I’m not sure you will find a psychologist to agree with me on this exercise, but it has always worked for me every time I do it. I simply envision what it would look like if my worst nightmare happened. What if my husband and I could not get any architecture gigs or writing assignments? What if we can’t pay for health care insurance and my heart malfunctions (I have a heart disorder)? What if we both come to a bone fide professional dead end? Then I move to my actions. I think about selling our house, moving into a small apartment, and working as a waitress somewhere or maybe as a barista at Starbucks. (If you work more than 20 hours, you get health care insurance.) I research health care insurance options for persons who make minimum wage. Under ObamaCare, my kids, at least, would be covered. I invariably come to the conclusion that we will be okay. All is okay. A huge adjustment. Yes. But we are getting to be pros at that. This exercise makes me fret less about the things that I think I must have and get back to the essentials—literally a warm meal on the table, even if it’s one a day.
I am comforted by the words of Charles Caleb Colton: “Times of general calamity and confusion have ever been productive of the greatest minds.

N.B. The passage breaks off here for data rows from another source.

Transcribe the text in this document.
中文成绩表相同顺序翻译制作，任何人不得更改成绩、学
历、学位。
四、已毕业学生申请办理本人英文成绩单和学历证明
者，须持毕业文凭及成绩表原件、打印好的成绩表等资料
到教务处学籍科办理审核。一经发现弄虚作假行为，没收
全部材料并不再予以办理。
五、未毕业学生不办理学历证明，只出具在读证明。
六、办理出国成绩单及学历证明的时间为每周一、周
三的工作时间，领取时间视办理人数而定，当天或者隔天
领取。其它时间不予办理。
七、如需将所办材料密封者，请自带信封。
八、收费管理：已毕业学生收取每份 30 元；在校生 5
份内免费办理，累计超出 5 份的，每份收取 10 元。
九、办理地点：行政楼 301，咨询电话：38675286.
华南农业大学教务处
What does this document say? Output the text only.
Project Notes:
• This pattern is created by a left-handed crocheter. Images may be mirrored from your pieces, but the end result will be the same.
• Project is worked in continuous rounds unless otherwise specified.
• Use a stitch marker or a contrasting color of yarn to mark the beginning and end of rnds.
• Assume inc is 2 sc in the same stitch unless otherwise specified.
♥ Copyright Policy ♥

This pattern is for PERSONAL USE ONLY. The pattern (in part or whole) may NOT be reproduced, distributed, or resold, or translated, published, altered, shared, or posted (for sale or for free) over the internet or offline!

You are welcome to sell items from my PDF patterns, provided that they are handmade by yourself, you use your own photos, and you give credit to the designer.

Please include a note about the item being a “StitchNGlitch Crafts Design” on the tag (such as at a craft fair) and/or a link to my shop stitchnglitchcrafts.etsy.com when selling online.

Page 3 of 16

The purest ore is produced from the hottest fire.”
4. Describe, don’t judge.
In his book Get Out of Your Mind and Into Your Life, Steven Hayes, Ph.D. dedicates a few chapters to learning the language of your thoughts and feelings. Especially helpful to me is learning how to distinguish descriptions from evaluations.
Descriptions are “verbalizations linked to the directly observable aspects or features of objects or events.” Example: “I am feeling anxiety, and my heart is beating fast.” Descriptions are the primary attributes of an object or event. They don’t depend on a unique history. In other words, as Hayes, explain, they remain aspects of the event or object regardless of our interaction with them. Evaluations, on the other hand are secondary attributes that revolve around our interactions with objects, events, thoughts, feelings, and bodily sensations. They are our reactions to events or their aspects. Example: “This anxiety is unbearable.”

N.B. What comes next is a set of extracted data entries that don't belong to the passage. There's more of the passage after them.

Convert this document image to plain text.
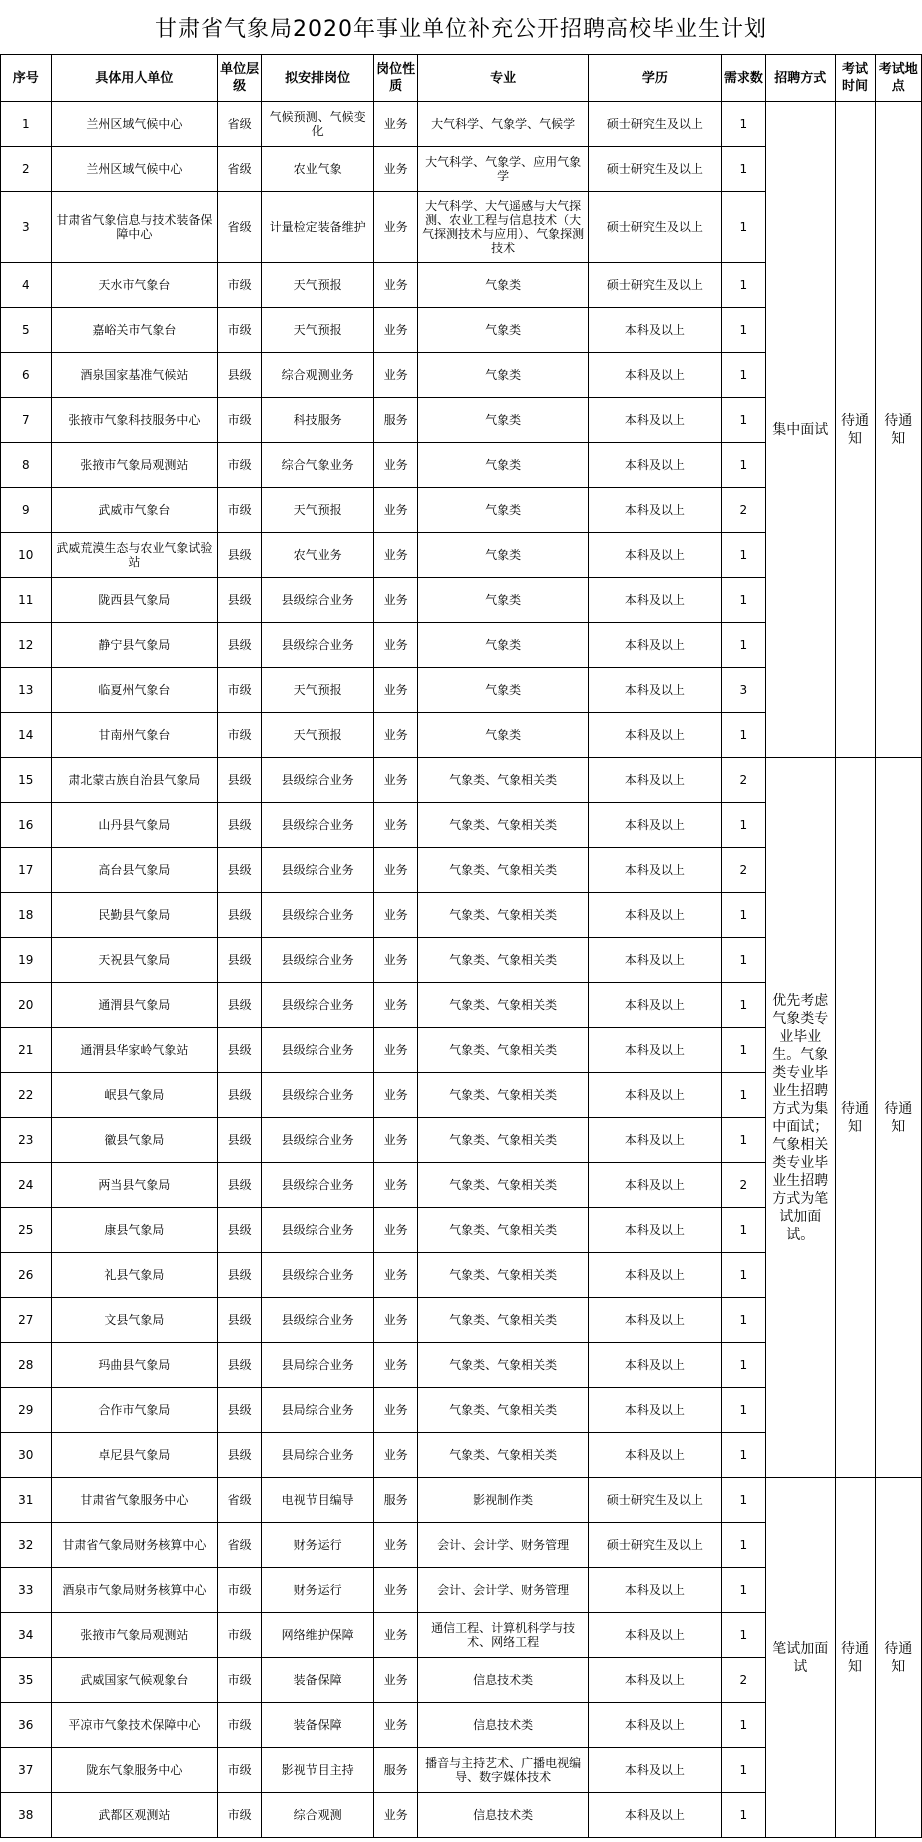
甘肃省气象局2020年事业单位补充公开招聘高校毕业生计划
序号	具体用人单位	单位层级	拟安排岗位	岗位性质	专业	学历	需求数	招聘方式	考试时间	考试地点
1	兰州区域气候中心	省级	气候预测、气候变化	业务	大气科学、气象学、气候学	硕士研究生及以上	1	集中面试	待通知	待通知
2	兰州区域气候中心	省级	农业气象	业务	大气科学、气象学、应用气象学	硕士研究生及以上	1			
3	甘肃省气象信息与技术装备保障中心	省级	计量检定装备维护	业务	大气科学、大气遥感与大气探测、农业工程与信息技术（大气探测技术与应用）、气象探测技术	硕士研究生及以上	1			
4	天水市气象台	市级	天气预报	业务	气象类	硕士研究生及以上	1			
5	嘉峪关市气象台	市级	天气预报	业务	气象类	本科及以上	1			
6	酒泉国家基准气候站	县级	综合观测业务	业务	气象类	本科及以上	1			
7	张掖市气象科技服务中心	市级	科技服务	服务	气象类	本科及以上	1			
8	张掖市气象局观测站	市级	综合气象业务	业务	气象类	本科及以上	1			
9	武威市气象台	市级	天气预报	业务	气象类	本科及以上	2			
10	武威荒漠生态与农业气象试验站	县级	农气业务	业务	气象类	本科及以上	1			
11	陇西县气象局	县级	县级综合业务	业务	气象类	本科及以上	1			
12	静宁县气象局	县级	县级综合业务	业务	气象类	本科及以上	1			
13	临夏州气象台	市级	天气预报	业务	气象类	本科及以上	3			
14	甘南州气象台	市级	天气预报	业务	气象类	本科及以上	1			
15	肃北蒙古族自治县气象局	县级	县级综合业务	业务	气象类、气象相关类	本科及以上	2	优先考虑气象类专业毕业生。气象类专业毕业生招聘方式为集中面试；气象相关类专业毕业生招聘方式为笔试加面试。	待通知	待通知
16	山丹县气象局	县级	县级综合业务	业务	气象类、气象相关类	本科及以上	1			
17	高台县气象局	县级	县级综合业务	业务	气象类、气象相关类	本科及以上	2			
18	民勤县气象局	县级	县级综合业务	业务	气象类、气象相关类	本科及以上	1			
19	天祝县气象局	县级	县级综合业务	业务	气象类、气象相关类	本科及以上	1			
20	通渭县气象局	县级	县级综合业务	业务	气象类、气象相关类	本科及以上	1			
21	通渭县华家岭气象站	县级	县级综合业务	业务	气象类、气象相关类	本科及以上	1			
22	岷县气象局	县级	县级综合业务	业务	气象类、气象相关类	本科及以上	1			
23	徽县气象局	县级	县级综合业务	业务	气象类、气象相关类	本科及以上	1			
24	两当县气象局	县级	县级综合业务	业务	气象类、气象相关类	本科及以上	2			
25	康县气象局	县级	县级综合业务	业务	气象类、气象相关类	本科及以上	1			
26	礼县气象局	县级	县级综合业务	业务	气象类、气象相关类	本科及以上	1			
27	文县气象局	县级	县级综合业务	业务	气象类、气象相关类	本科及以上	1			
28	玛曲县气象局	县级	县局综合业务	业务	气象类、气象相关类	本科及以上	1			
29	合作市气象局	县级	县局综合业务	业务	气象类、气象相关类	本科及以上	1			
30	卓尼县气象局	县级	县局综合业务	业务	气象类、气象相关类	本科及以上	1			
31	甘肃省气象服务中心	省级	电视节目编导	服务	影视制作类	硕士研究生及以上	1	笔试加面试	待通知	待通知
32	甘肃省气象局财务核算中心	省级	财务运行	业务	会计、会计学、财务管理	硕士研究生及以上	1			
33	酒泉市气象局财务核算中心	市级	财务运行	业务	会计、会计学、财务管理	本科及以上	1			
34	张掖市气象局观测站	市级	网络维护保障	业务	通信工程、计算机科学与技术、网络工程	本科及以上	1			
35	武威国家气候观象台	市级	装备保障	业务	信息技术类	本科及以上	2			
36	平凉市气象技术保障中心	市级	装备保障	业务	信息技术类	本科及以上	1			
37	陇东气象服务中心	市级	影视节目主持	服务	播音与主持艺术、广播电视编导、数字媒体技术	本科及以上	1			
38	武都区观测站	市级	综合观测	业务	信息技术类	本科及以上	1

If we are feeling anxious about the uncertainty of our job, for example, we can tease apart the language of our thoughts and try to transform an evaluation, “I will be destroyed if I am fired,” to a description, “I am feeling anxious and my job is unstable.” By naming the emotion and the situation, we don’t necessarily have to assign an opinion. Without the opinion, we can process the object, event, etc. without hyperventilation.
5. Learn from fear.
Eleanor Roosevelt wrote, “You gain strength, courage, and confidence by every experience in which you really stop to look fear in the face … You must do the thing you think you cannot do.” My body usually protests against that statement, but theoretically I concur with Eleanor. I sincerely believe the good stuff happens when we are afraid. If we go a lifetime without being scared, as Julia Sorel said, it means we aren’t taking enough chances.
Fear is rather benign in itself. It’s the emotions we attach to it that disable us. If we can confront our fear, or rather approach it as an important messenger, then we can benefit from its presence in our life. What is the fear saying to us? Why is it here? Did it bring roses or chocolate? According to Jones, this is an exercise of getting comfortable with being out of control, of learning to let go of the illusion of control — because we never really had it in the first place — and developing an inner knowing that everything will be okay.